Beeneter; beenderziekte gekenmerkt door een geleidelijke afbraak van het botweefsel.
Aloë (Aloe socotrina).
Het gestolde bladsap, in poedervorm. 5% infuus, 30 minuten laten trekken. Gebruiken voor natte omslagen.
Haver (Avena sativa).
De goed gewassen zaden. 10% decoct, 60 minuten laten koken. Het aangetaste lichaamsdeel zorgvuldig omwikkelen met een in dit decoct gedrenkte doek.
Heermoes (Equisetum arvense); ook paardestaart, naaldekoker, robol.
De onvruchtbare stengels. 5% infuus, 20 minuten laten trekken. Vier kopjes daags.

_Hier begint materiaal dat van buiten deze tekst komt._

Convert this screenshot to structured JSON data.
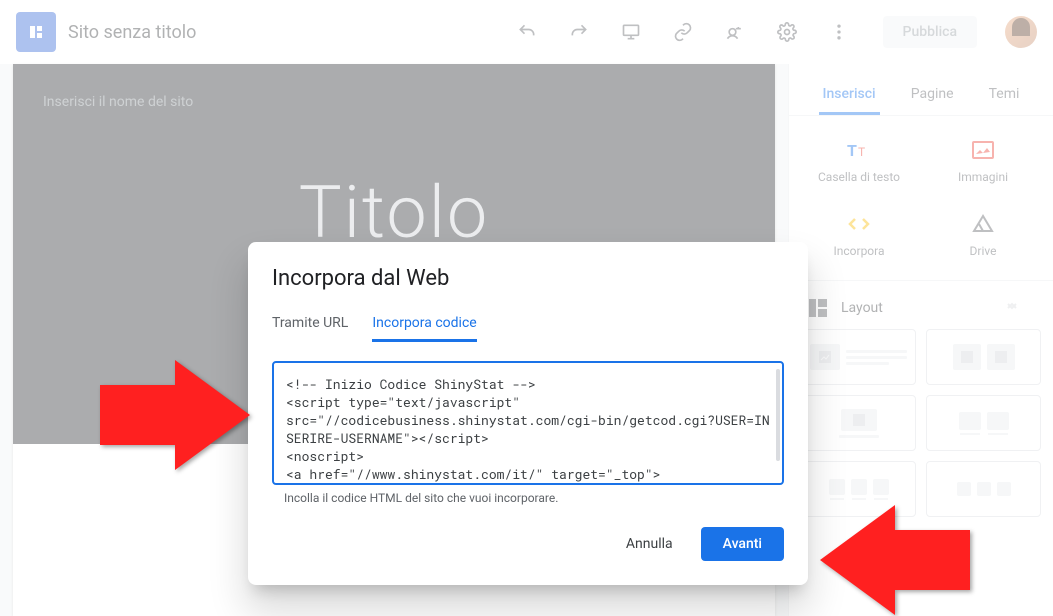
{
  "header": {
    "site_title": "Sito senza titolo",
    "publish_label": "Pubblica"
  },
  "canvas": {
    "site_name_placeholder": "Inserisci il nome del sito",
    "page_title": "Titolo"
  },
  "panel": {
    "tabs": {
      "insert": "Inserisci",
      "pages": "Pagine",
      "themes": "Temi"
    },
    "insert": {
      "text_box": "Casella di testo",
      "images": "Immagini",
      "embed": "Incorpora",
      "drive": "Drive"
    },
    "layout_label": "Layout"
  },
  "dialog": {
    "title": "Incorpora dal Web",
    "tab_url": "Tramite URL",
    "tab_code": "Incorpora codice",
    "code_value": "<!-- Inizio Codice ShinyStat -->\n<script type=\"text/javascript\"\nsrc=\"//codicebusiness.shinystat.com/cgi-bin/getcod.cgi?USER=INSERIRE-USERNAME\"></script>\n<noscript>\n<a href=\"//www.shinystat.com/it/\" target=\"_top\">",
    "helper": "Incolla il codice HTML del sito che vuoi incorporare.",
    "cancel": "Annulla",
    "next": "Avanti"
  }
}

Ook: 10% decoct, 10 minuten laten koken. Gebruiken voor natte omslagen.
Noteboom (Juglans regia): de walnote- of okkernoteboom.
De notebolster, in poedervorm. 60 g van dit poeder gedurende 30 dagen laten macereren in 1 liter brandewijn. 500 g siroop toevoegen. Twee of drie glaasjes daags.
Waterkers (Nasturtium officinale): de witte waterkers; ook bronkers, waterraket.
De gehele verse plant. Rauw eten, als salade. Ook: dagelijks 50 tot 150 g waterkerssap.